María Isabel Chorobik de Mariani, best known as “Chica de Mariani”. who passed away on August 20, one of the founders of the Abuelas de Plaza de Mayo association – are calling for justice for their children and grandchildren, more than forty years after the fall of the Videla military junta and, for the Mexican towns, twenty-five years after the events in Ciudad Juarez. In the city on the border between Mexico and the United States, from 1993 to 2005 there were over 300 femicides and to date, in the north-eastern region of the country alone, six thousand people have disappeared into thin air. Above all, the brutal violence against rights defenders is worrying: the Brazilian Committee for Human Rights Defenders reports that, between January and September 2017, 62 activists were killed in Brazil, most of them engaged in defense of the territory and of local populations, as also documented by a report (At what cost ?, 2018) by the NGO Global Witness: in 2017, 207 ‘environmental activists’ lost their lives in South America.
Berta Cáceres Siding in defense of the Lenca indigenous community and committed to safeguarding the Río Gualcarque, Cáceres was awarded the prestigious international Goldman Environmental Prize (2015), which fueled deep aversions towards it. In Latin American ‘frontier spaces’, women’s courage collides with social prejudice, tested by political idiosyncrasies and threatened by criminal interests.

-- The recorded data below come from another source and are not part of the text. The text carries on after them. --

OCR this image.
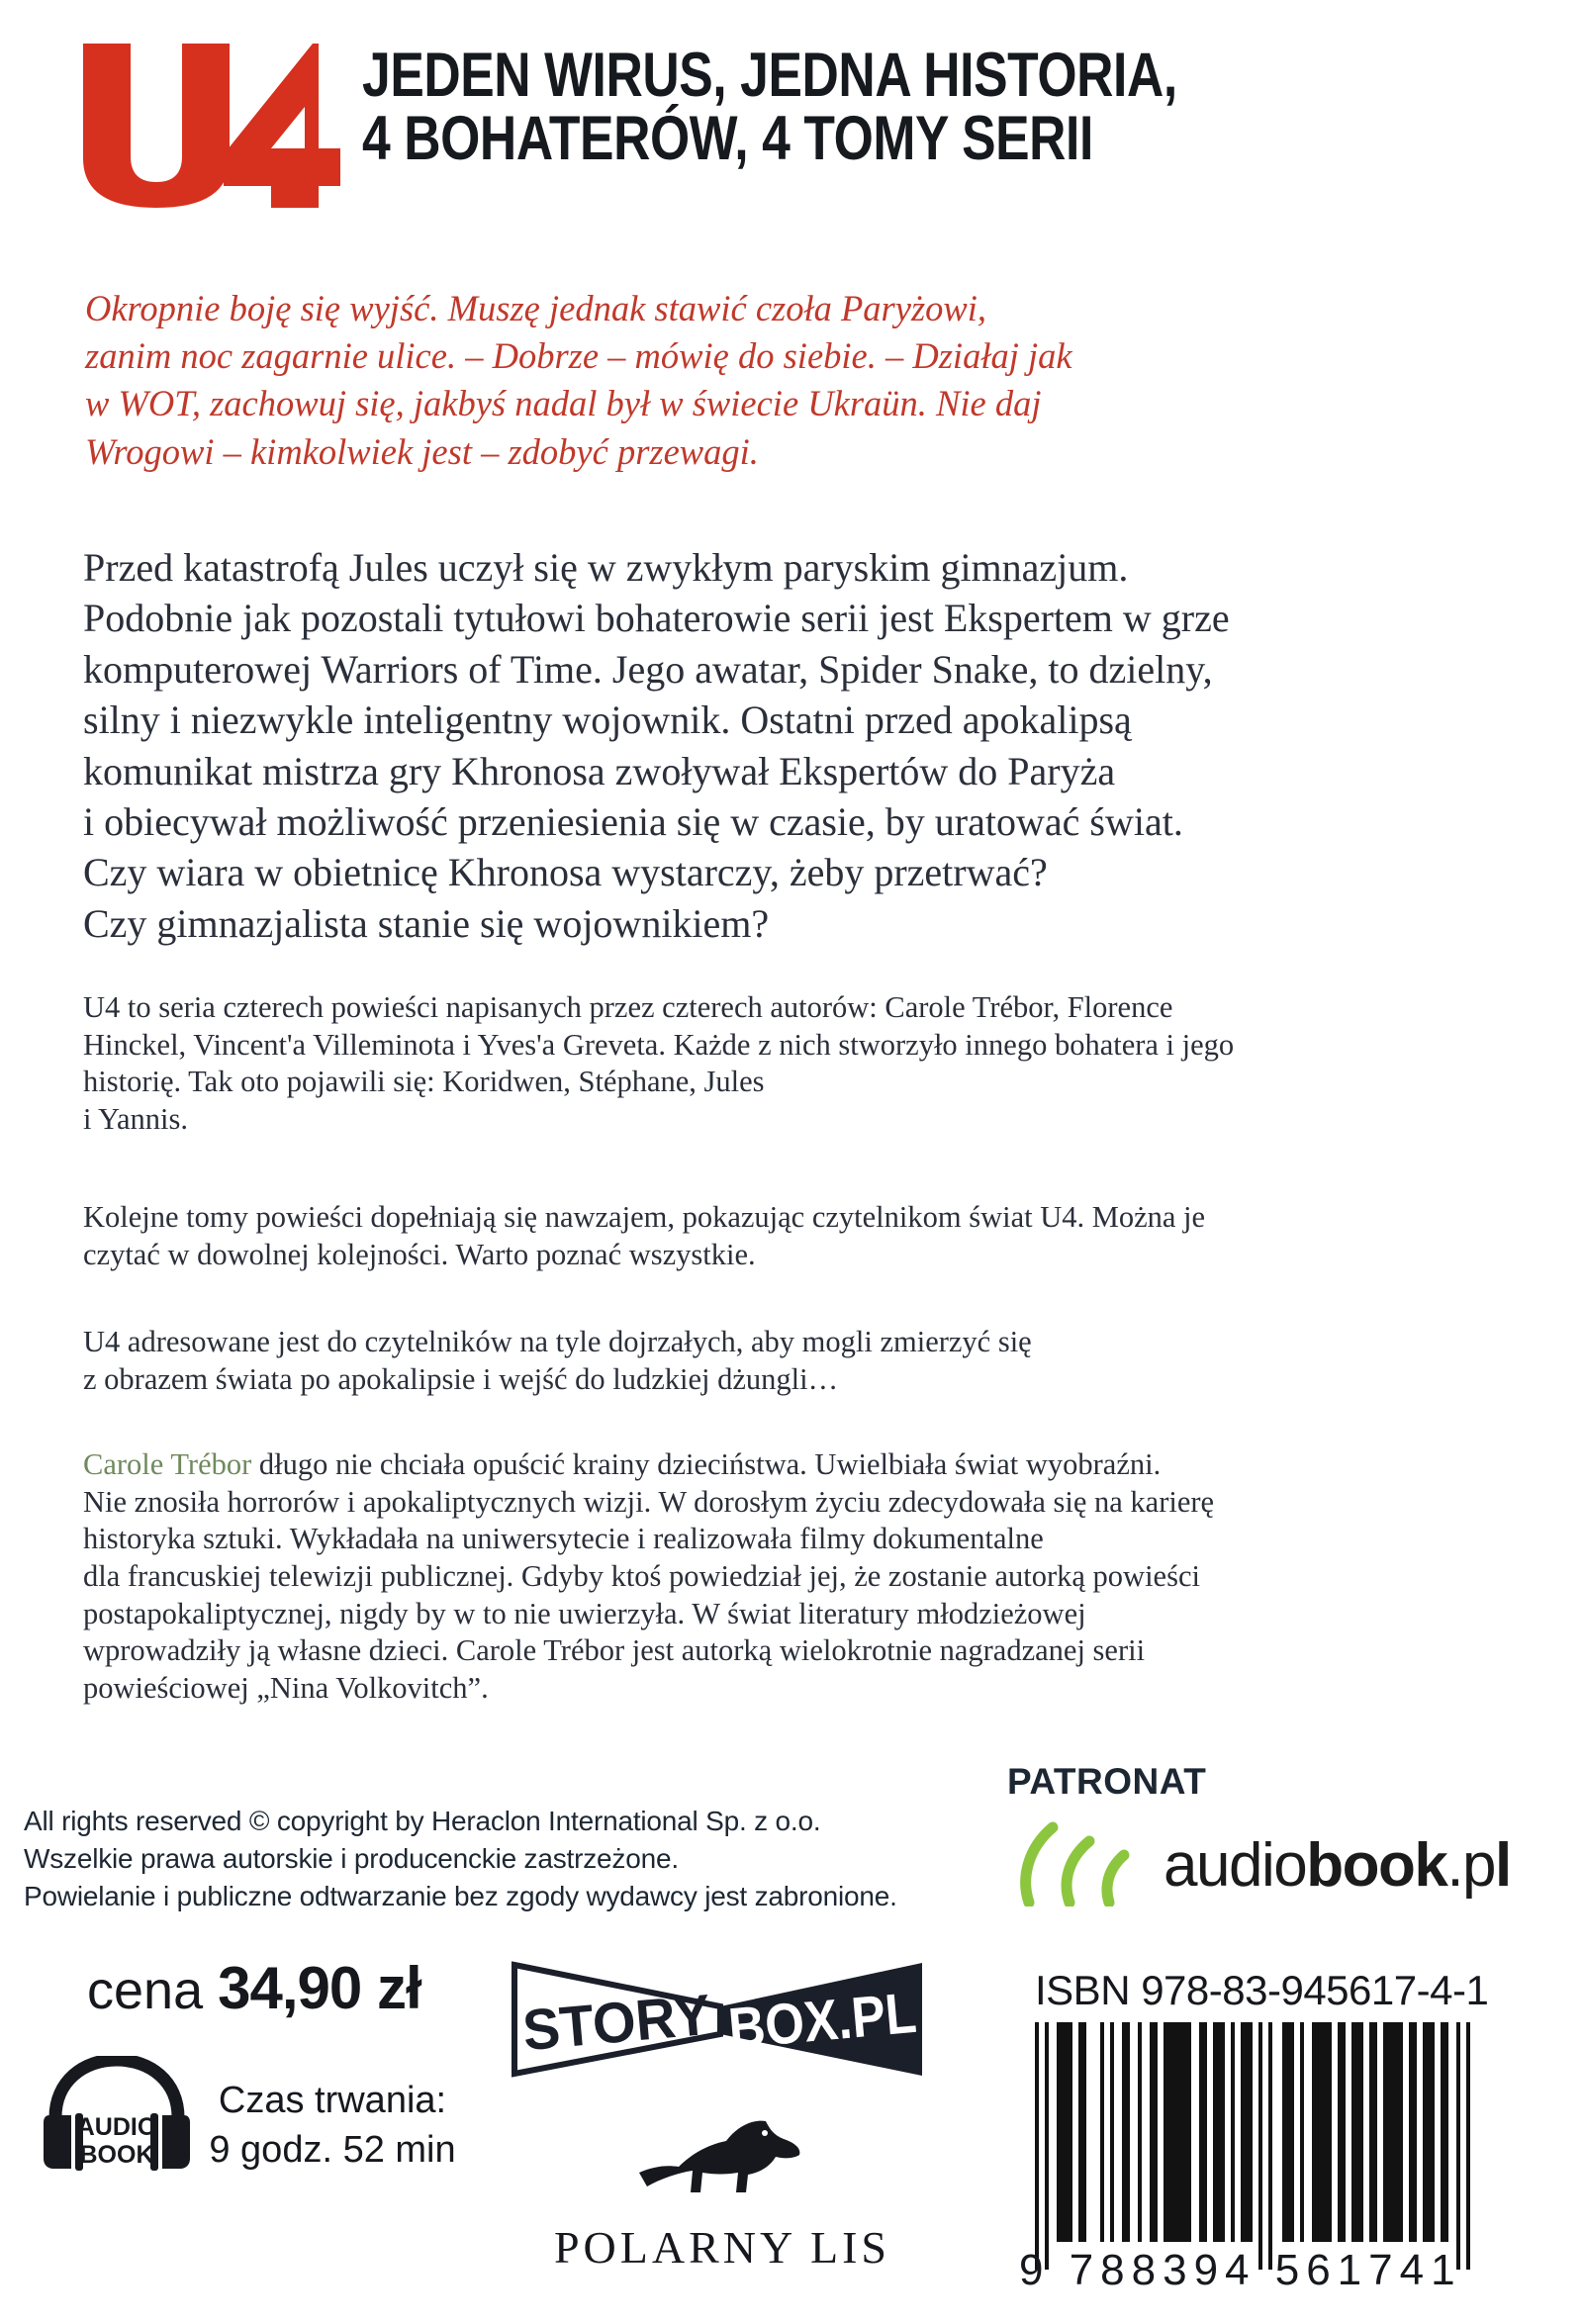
JEDEN WIRUS, JEDNA HISTORIA,
4 BOHATERÓW, 4 TOMY SERII
Okropnie boję się wyjść. Muszę jednak stawić czoła Paryżowi,
zanim noc zagarnie ulice. – Dobrze – mówię do siebie. – Działaj jak
w WOT, zachowuj się, jakbyś nadal był w świecie Ukraün. Nie daj
Wrogowi – kimkolwiek jest – zdobyć przewagi.
Przed katastrofą Jules uczył się w zwykłym paryskim gimnazjum.
Podobnie jak pozostali tytułowi bohaterowie serii jest Ekspertem w grze
komputerowej Warriors of Time. Jego awatar, Spider Snake, to dzielny,
silny i niezwykle inteligentny wojownik. Ostatni przed apokalipsą
komunikat mistrza gry Khronosa zwoływał Ekspertów do Paryża
i obiecywał możliwość przeniesienia się w czasie, by uratować świat.
Czy wiara w obietnicę Khronosa wystarczy, żeby przetrwać?
Czy gimnazjalista stanie się wojownikiem?
U4 to seria czterech powieści napisanych przez czterech autorów: Carole Trébor, Florence
Hinckel, Vincent'a Villeminota i Yves'a Greveta. Każde z nich stworzyło innego bohatera i jego
historię. Tak oto pojawili się: Koridwen, Stéphane, Jules
i Yannis.
Kolejne tomy powieści dopełniają się nawzajem, pokazując czytelnikom świat U4. Można je
czytać w dowolnej kolejności. Warto poznać wszystkie.
U4 adresowane jest do czytelników na tyle dojrzałych, aby mogli zmierzyć się
z obrazem świata po apokalipsie i wejść do ludzkiej dżungli…
Carole Trébor długo nie chciała opuścić krainy dzieciństwa. Uwielbiała świat wyobraźni.
Nie znosiła horrorów i apokaliptycznych wizji. W dorosłym życiu zdecydowała się na karierę
historyka sztuki. Wykładała na uniwersytecie i realizowała filmy dokumentalne
dla francuskiej telewizji publicznej. Gdyby ktoś powiedział jej, że zostanie autorką powieści
postapokaliptycznej, nigdy by w to nie uwierzyła. W świat literatury młodzieżowej
wprowadziły ją własne dzieci. Carole Trébor jest autorką wielokrotnie nagradzanej serii
powieściowej „Nina Volkovitch”.
All rights reserved © copyright by Heraclon International Sp. z o.o.
Wszelkie prawa autorskie i producenckie zastrzeżone.
Powielanie i publiczne odtwarzanie bez zgody wydawcy jest zabronione.
PATRONAT
audiobook.pl
cena 34,90 zł
AUDIO
BOOK
Czas trwania:
9 godz. 52 min
STORY BOX.PL
POLARNY LIS
ISBN 978-83-945617-4-1
9 788394 561741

Mexico, reports an article from El Paìs, the protests of the ‘mitoteras’ have continued for months, thirty women desperate for uncensored children and husbands, ‘disappeared’ in the head-on confrontation that opposes the Mexican military to the drug cartels in the state of Tamaulipas, on the border with Texas. Karen, Jessica, Gabriela and Azeneth are just some of the women who, like the Argentine activist María ‘Chica’ de Mariani – who passed away on August 20, one of the founders of the Abuelas de Plaza de Mayo association – call for justice for their own children and grandchildren, more than forty years after the fall of the Videla military junta and, for the Mexican towns, twenty-five years after the events in Ciudad Juarez. In the city on the border between Mexico and the United States, from 1993 to 2005 there were over 300 femicides and to date, in the north-eastern region of the country alone, six thousand people have disappeared into thin air.